The Sanders Canyon Formation is a geologic formation exposed north and west of the Sierra Blanca of southern New Mexico. It preserves fossils dating back to the Eocene epoch.

==Description==
The formation consists of volcaniclastic mudstone (70%) and sandstone (30%), with less sandstone in the higher beds. The grayish-purpose color contrasts with the reddish color of the underlying Cub Mountain Formation and reflects a content of greater than 25% volcanic debris. The upper beds interfinger with the overlying Sierra Blanca Volcanics. Total thickness is about 150 m at the type section, but total thickness may be as much as 400 m.

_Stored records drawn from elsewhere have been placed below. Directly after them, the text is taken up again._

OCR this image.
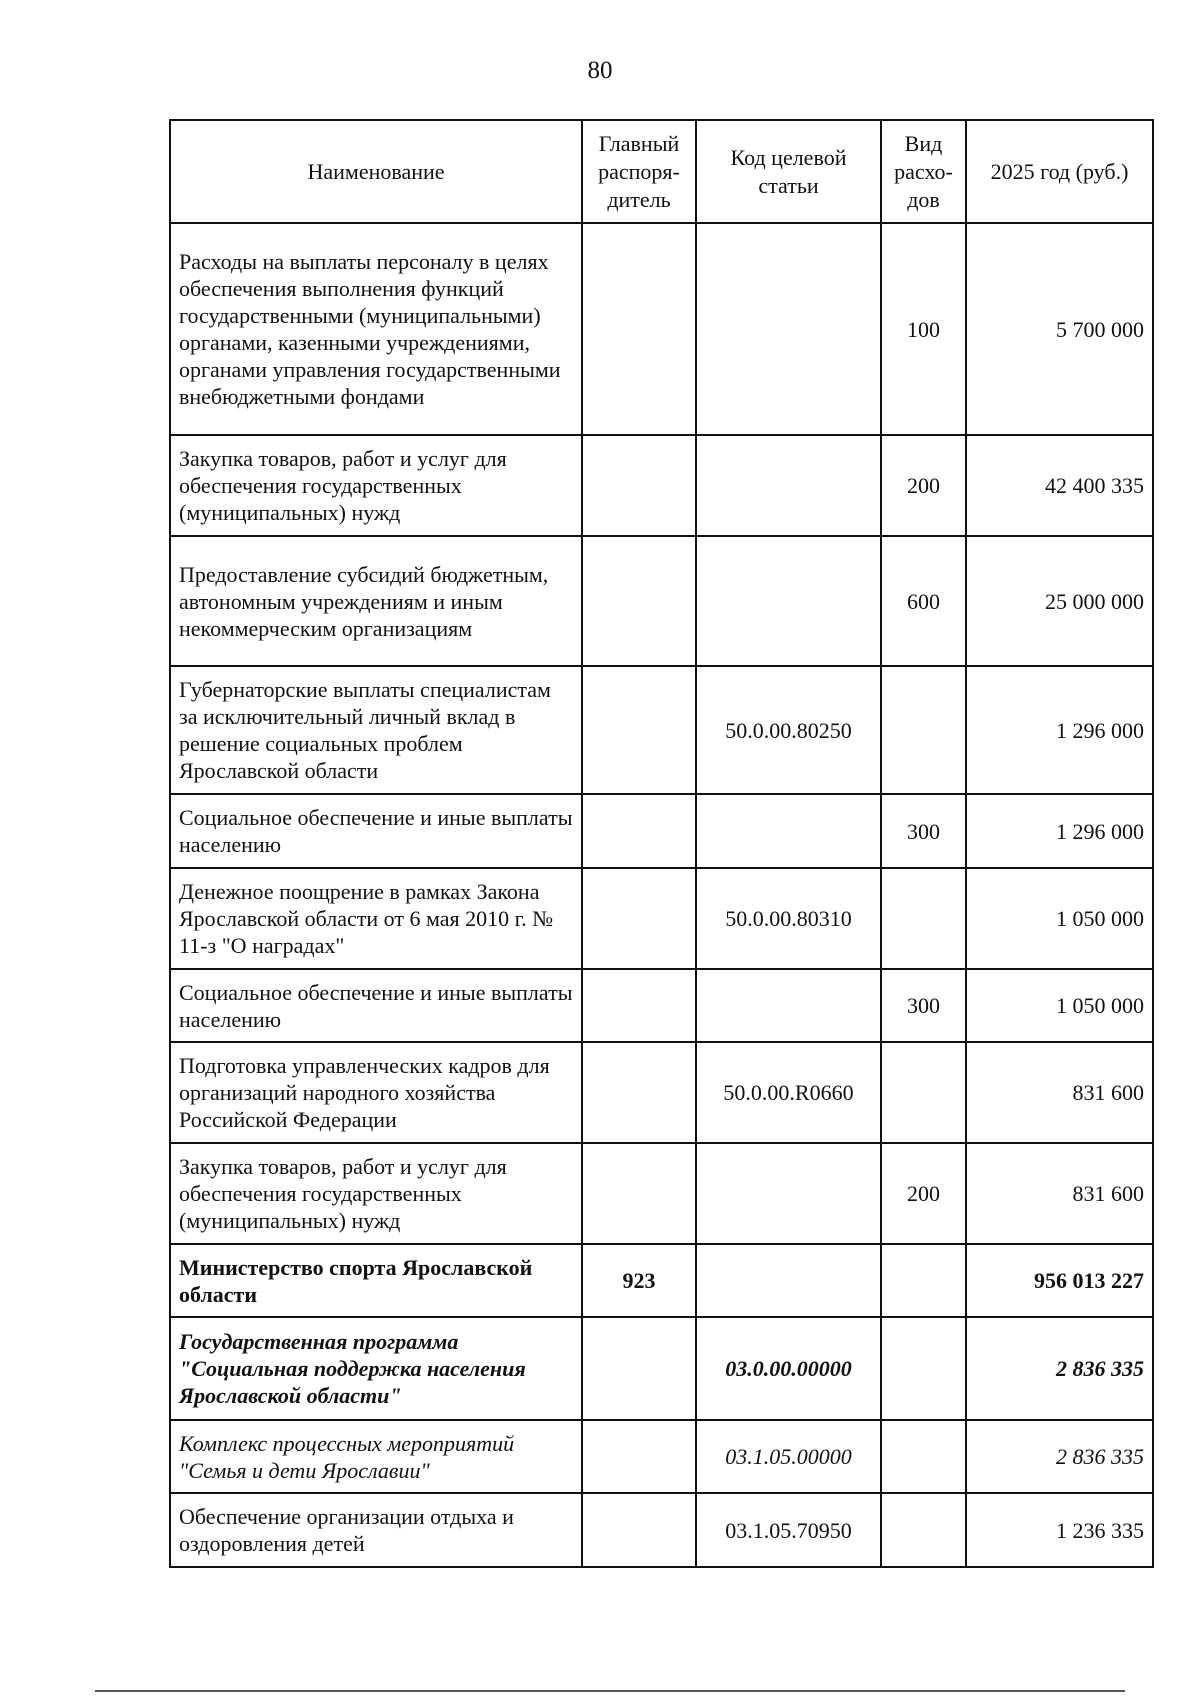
80
Наименование	Главный распоря-дитель	Код целевой статьи	Вид расхо-дов	2025 год (руб.)
Расходы на выплаты персоналу в целях обеспечения выполнения функций государственными (муниципальными) органами, казенными учреждениями, органами управления государственными внебюджетными фондами			100	5 700 000
Закупка товаров, работ и услуг для обеспечения государственных (муниципальных) нужд			200	42 400 335
Предоставление субсидий бюджетным, автономным учреждениям и иным некоммерческим организациям			600	25 000 000
Губернаторские выплаты специалистам за исключительный личный вклад в решение социальных проблем Ярославской области		50.0.00.80250		1 296 000
Социальное обеспечение и иные выплаты населению			300	1 296 000
Денежное поощрение в рамках Закона Ярославской области от 6 мая 2010 г. № 11-з "О наградах"		50.0.00.80310		1 050 000
Социальное обеспечение и иные выплаты населению			300	1 050 000
Подготовка управленческих кадров для организаций народного хозяйства Российской Федерации		50.0.00.R0660		831 600
Закупка товаров, работ и услуг для обеспечения государственных (муниципальных) нужд			200	831 600
Министерство спорта Ярославской области	923			956 013 227
Государственная программа "Социальная поддержка населения Ярославской области"		03.0.00.00000		2 836 335
Комплекс процессных мероприятий "Семья и дети Ярославии"		03.1.05.00000		2 836 335
Обеспечение организации отдыха и оздоровления детей		03.1.05.70950		1 236 335
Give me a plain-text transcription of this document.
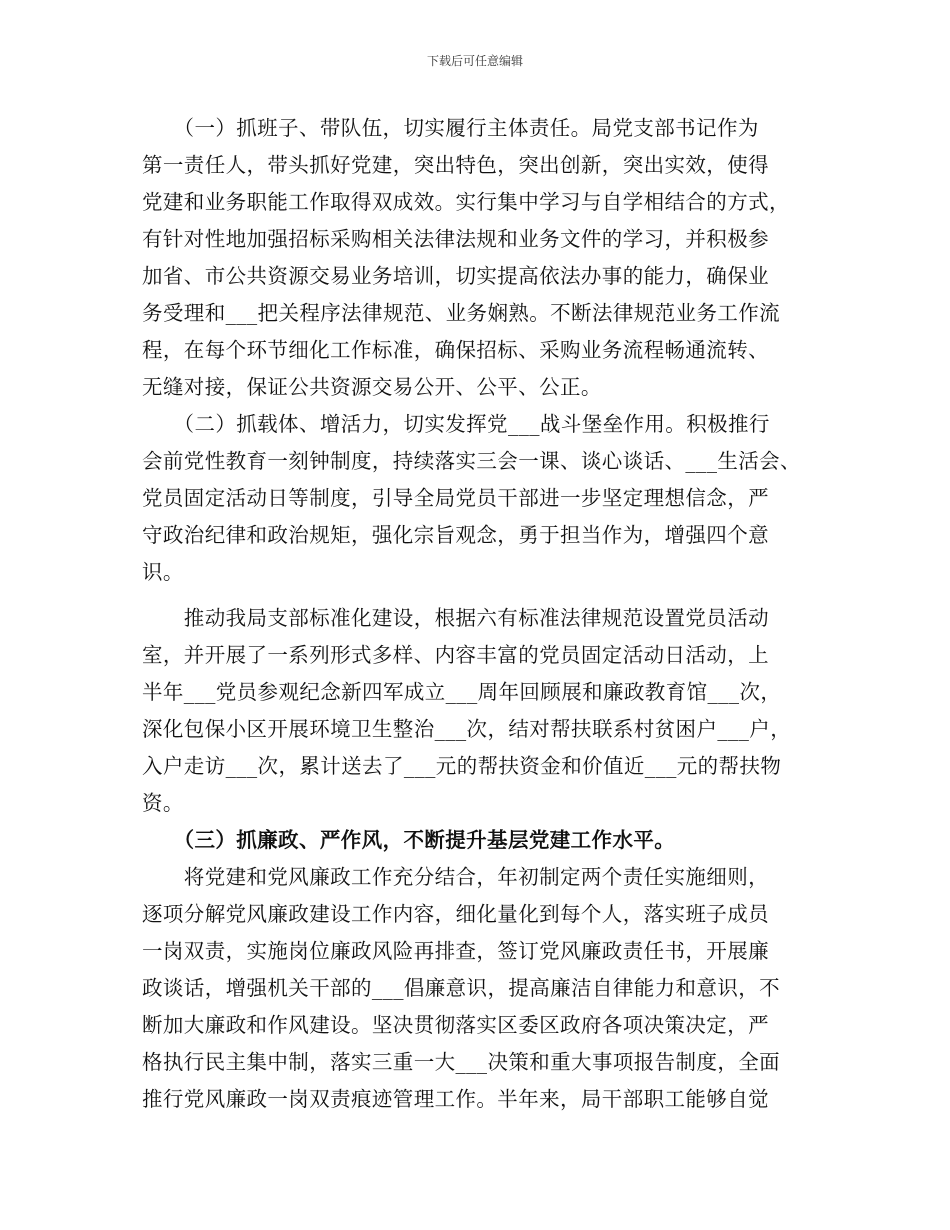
下载后可任意编辑
　　（一）抓班子、带队伍，切实履行主体责任。局党支部书记作为
第一责任人，带头抓好党建，突出特色，突出创新，突出实效，使得
党建和业务职能工作取得双成效。实行集中学习与自学相结合的方式，
有针对性地加强招标采购相关法律法规和业务文件的学习，并积极参
加省、市公共资源交易业务培训，切实提高依法办事的能力，确保业
务受理和___把关程序法律规范、业务娴熟。不断法律规范业务工作流
程，在每个环节细化工作标准，确保招标、采购业务流程畅通流转、
无缝对接，保证公共资源交易公开、公平、公正。
　　（二）抓载体、增活力，切实发挥党___战斗堡垒作用。积极推行
会前党性教育一刻钟制度，持续落实三会一课、谈心谈话、___生活会、
党员固定活动日等制度，引导全局党员干部进一步坚定理想信念，严
守政治纪律和政治规矩，强化宗旨观念，勇于担当作为，增强四个意
识。
　　推动我局支部标准化建设，根据六有标准法律规范设置党员活动
室，并开展了一系列形式多样、内容丰富的党员固定活动日活动，上
半年___党员参观纪念新四军成立___周年回顾展和廉政教育馆___次，
深化包保小区开展环境卫生整治___次，结对帮扶联系村贫困户___户，
入户走访___次，累计送去了___元的帮扶资金和价值近___元的帮扶物
资。
　　（三）抓廉政、严作风，不断提升基层党建工作水平。
　　将党建和党风廉政工作充分结合，年初制定两个责任实施细则，
逐项分解党风廉政建设工作内容，细化量化到每个人，落实班子成员
一岗双责，实施岗位廉政风险再排查，签订党风廉政责任书，开展廉
政谈话，增强机关干部的___倡廉意识，提高廉洁自律能力和意识，不
断加大廉政和作风建设。坚决贯彻落实区委区政府各项决策决定，严
格执行民主集中制，落实三重一大___决策和重大事项报告制度，全面
推行党风廉政一岗双责痕迹管理工作。半年来，局干部职工能够自觉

The formation is part of the only extensive exposures of Cretaceous and Paleogene rocks in a large area of south-central and southeastern New Mexico. It is interpreted as sediments deposited by north-northeast-flowing streams. It may correlate with the Palm Park Formation and Rubio Peak Formation, and the overlying Sierra Blanca Volcanics have a maximum age of 38 million years, suggesting the age of the Sanders Canyon Formation is between 43 million and 38 million years.

==History of investigation==
The formation was first defined by Steven M. Cather in 1991, from beds formerly assigned to the Cub Mountain Formation. The formation was named for Sanders Canyon, just north of the type section.